Finch Field has been the home of Thomasville baseball since 1937, when the Thomasville Chairmakers posted a 63-48 record in the Class D Carolina State League, Since then, the ballpark has hosted teams in the North Carolina State League and the Carolina League, where current Florida skipper Jack McKeon won a championship in 1968. Today, Finch Field is home to the Thomasville HiToms of the college wood-bat Coastal Plain League. The ballpark’s grandstand was completely redone for the 2006 season, and it’s an amazing transformation.
Year Opened: 1937; renovated in 2006
Architect: Steel Stadiums
Cost: 2006 renovation: $1.4 million
Dimensions: 325L, 350LC, 390C, 365LC, 330R
League: Coastal Plain League
Ticket Prices (2009): Box seat, $7; general admission, $6; children (6-11), $4; children (5 and under), free
Parking: Free in adjoining parking lot
Directions: From I-85 Business (not the main I-85): take Exit 118 (National Highway/Rte. 68). At the bottom of the ramp, turn right onto National Highway (if coming from the south, turn left onto National Highway and pass back under I-85 Business). Proceed approximately 100 yards, turn left into entrance marked with red “Finch Field” sign.
Finch Field has been the home of Thomasville baseball since 1937, when the Thomasville Chairmakers posted a 63-48 record in the Class D Carolina State League, Since then, the ballpark has hosted teams in the North Carolina State League and the Carolina League, where current Florida skipper Jack McKeon won a championship in 1968. Today, Finch Field is home to the Thomasville HiToms of the college wood-bat Coastal Plain League.
The ballpark’s grandstand was completely redone for the 2006 season, and it’s an amazing transformation.

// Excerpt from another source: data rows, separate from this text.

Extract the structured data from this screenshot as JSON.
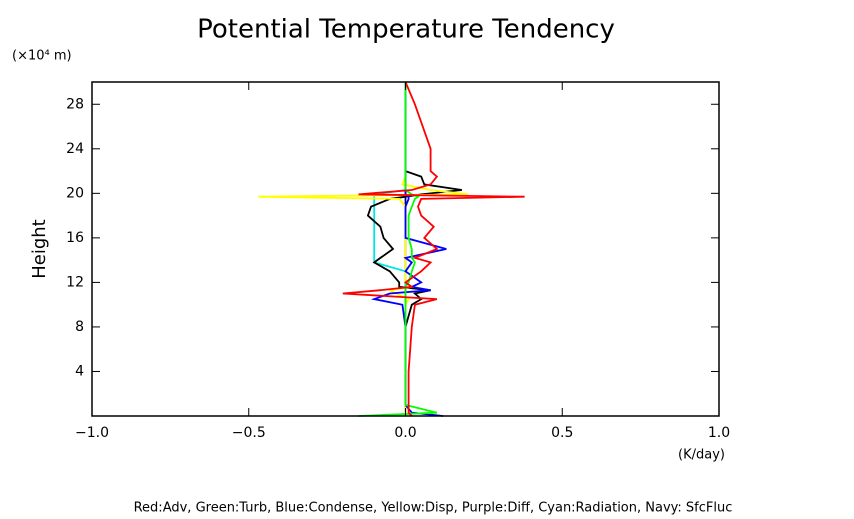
{
  "chart_data": {
    "type": "line",
    "title": "Potential Temperature Tendency",
    "y_unit_label": "(×10⁴ m)",
    "x_unit_label": "(K/day)",
    "y_axis_label": "Height",
    "legend_text": "Red:Adv, Green:Turb, Blue:Condense, Yellow:Disp, Purple:Diff, Cyan:Radiation, Navy: SfcFluc",
    "xlim": [
      -1.0,
      1.0
    ],
    "ylim": [
      0,
      30
    ],
    "xticks": [
      {
        "value": -1.0,
        "label": "−1.0"
      },
      {
        "value": -0.5,
        "label": "−0.5"
      },
      {
        "value": 0.0,
        "label": "0.0"
      },
      {
        "value": 0.5,
        "label": "0.5"
      },
      {
        "value": 1.0,
        "label": "1.0"
      }
    ],
    "yticks": [
      4,
      8,
      12,
      16,
      20,
      24,
      28
    ],
    "heights": [
      0,
      0.3,
      1,
      4,
      8,
      10,
      10.5,
      11,
      11.3,
      11.6,
      12,
      13,
      13.8,
      14.2,
      15,
      16,
      17,
      18,
      18.8,
      19.5,
      19.7,
      19.9,
      20.3,
      20.8,
      21.5,
      22,
      24,
      28,
      30
    ],
    "series": [
      {
        "color": "#000080",
        "values": [
          0,
          0,
          0,
          0,
          0,
          0,
          0,
          0,
          0,
          0,
          0,
          0,
          0,
          0,
          0,
          0,
          0,
          0,
          0,
          0,
          0,
          0,
          0,
          0,
          0,
          0,
          0,
          0,
          0
        ]
      },
      {
        "color": "#00e5e5",
        "values": [
          0,
          0,
          0,
          0,
          0,
          0,
          0,
          0,
          0,
          0,
          0,
          0,
          -0.1,
          -0.1,
          -0.1,
          -0.1,
          -0.1,
          -0.1,
          -0.1,
          -0.1,
          -0.1,
          -0.1,
          0,
          0,
          0,
          0,
          0,
          0,
          0
        ]
      },
      {
        "color": "#000000",
        "values": [
          0,
          0,
          0,
          0,
          0,
          0.02,
          0.05,
          0.03,
          0.08,
          -0.02,
          -0.02,
          -0.05,
          -0.1,
          -0.08,
          -0.04,
          -0.07,
          -0.08,
          -0.12,
          -0.11,
          -0.05,
          0.0,
          0.05,
          0.18,
          0.06,
          0.05,
          0,
          0,
          0,
          0
        ]
      },
      {
        "color": "#ffff00",
        "values": [
          0,
          0,
          0,
          0,
          0,
          0,
          0.01,
          -0.03,
          -0.05,
          0.02,
          0,
          0,
          0,
          0,
          0,
          0,
          0,
          0,
          0,
          -0.02,
          -0.47,
          0.2,
          0.08,
          -0.01,
          0,
          0,
          0,
          0,
          0
        ]
      },
      {
        "color": "#0000ff",
        "values": [
          0.12,
          0.02,
          0,
          0,
          0,
          -0.01,
          -0.1,
          -0.05,
          0.08,
          0.02,
          0.05,
          0.0,
          0.02,
          0.0,
          0.13,
          0,
          0,
          0,
          0,
          0.01,
          0.01,
          0,
          0,
          0,
          0,
          0,
          0,
          0,
          0
        ]
      },
      {
        "color": "#00ff00",
        "values": [
          -0.15,
          0.1,
          0,
          0,
          0,
          0,
          0,
          0,
          0,
          0,
          0.01,
          0.02,
          0.03,
          0.02,
          0.02,
          0.01,
          0.01,
          0.01,
          0.02,
          0.03,
          0.04,
          0.02,
          0,
          0,
          0,
          0,
          0,
          0,
          0
        ]
      },
      {
        "color": "#ff0000",
        "values": [
          0.02,
          0.01,
          0.01,
          0.01,
          0.02,
          0.03,
          0.1,
          -0.2,
          -0.08,
          0.02,
          0.0,
          0.05,
          0.08,
          0.03,
          0.1,
          0.06,
          0.09,
          0.05,
          0.04,
          0.05,
          0.38,
          -0.15,
          0.02,
          0.08,
          0.1,
          0.08,
          0.08,
          0.03,
          0.0
        ]
      }
    ]
  }
}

To be honest, the old ballpark wasn’t that great: it was small and limited, with tiny concession areas in the back. You needed to be a hardcore baseball fan to take in a full season of HiToms games, even with a short CPL schedule. But with the addition of a new grandstand and concession/restroom building, Finch Field is one of the nicest facilities in summer-collegiate baseball.
The new metal grandstand features four rows of theater-style seats and right rows of aluminum backed bleachers. Most important, the grandstand is covered, so even at a late-afternoon game the fans are covered from the hot sun or cool rain. Shade at a ballpark is a treasured commodity in the Carolinas, and the designers of the new grandstand were smart to include cover here.
The ambiance at Finch Field was considerably improved with the addition of a brick wall stretching down each line.
A new brick concession building completes the new ballpark ambiance. Flat-screen displays next to the concession window promotes upcoming Hi-Toms games. Besides features a large kitchen area, the building also sports new bathrooms. Enough space was left between the grandstand and the concession building to form a natural concourse; the HiToms added to the atmosphere with banners commemorating historic moments in Thomasville baseball history.
Still down the third-base line: a picnic pavilion and a concession building with a picnic deck. The corner concession is still also the only place in the ballpark to buy a beer.
The left-field manually operated scoreboard remains largely the same. The outfield features a unique warning track, which isn’t a track at all but rather an embankment, steep in the left-field corner and then tapering to a slight embankment in right field. This is a somewhat treacherous area: water gathers at the base of the embankment, making balls hit over the left fielder’s head an adventure.
Since the arrival of the Hi-Toms, ballpark improvements have included new lighting, improvements made to the ballpark included an upgraded irrigation system, a new public-address system, a new batting cage, a picnic shelter area, the paving of part of the driveway leading to the field, new landscaping and brick work, and the removal of old, deteriorating wooden walls.
When you think of classic Carolina League ballparks, Finch Field won’t come to mind. This is not a ballpark that will make you think of the glory days of Carolina baseball, but it works exceptionally well as a Coastal Plain League home. It also proves that a perfectly fine small ballpark doesn’t need to cost an arm and a leg.
Concession stands are located underneath the grandstand and down the third-base line. A Finch Field Dog (topped with chili) costs $2.25, while a hot dog will run you $2 and a 12-ounce can of beer costs $2.50. For the most part the concession prices have been largely the same in recent years.
The concession stand down the left-field line offers hamburgers, cheeseburgers, sausage dogs, fries, chicken sandwiches, nachos, candy, peanuts, popcorn, ice cream, snow cones, and pop.
For the Kids
There are few activities specifically geared for kids, though some are planned. The right-field berm area is a gathering spot for kids throwing baseballs and keeping an eye on the game.
Before/After the Game
Thomasville is a smaller city — 20,000 or so — but it has a reputation that far exceeds the modest size: anyone who has shopped for furniture has run across the Thomasville brand. Because of the tradition of furniture building in the area (besides the Class D Furniture Makers, the city also hosted the Class D Chairmakers), downtown Thomasville features a 18-foot-tall replica of a Duncan Phyfe armchair, while nearby High Point sports a 40-foot-high Big Bureau. Curiously, this is not the only giant Duncan Phyfe armchair in existence; Washington, D.C., hosts one as well.
Finch Field is named for the founders of Thomasville Furniture Industries, brothers T.J. Finch and C.F. Finch.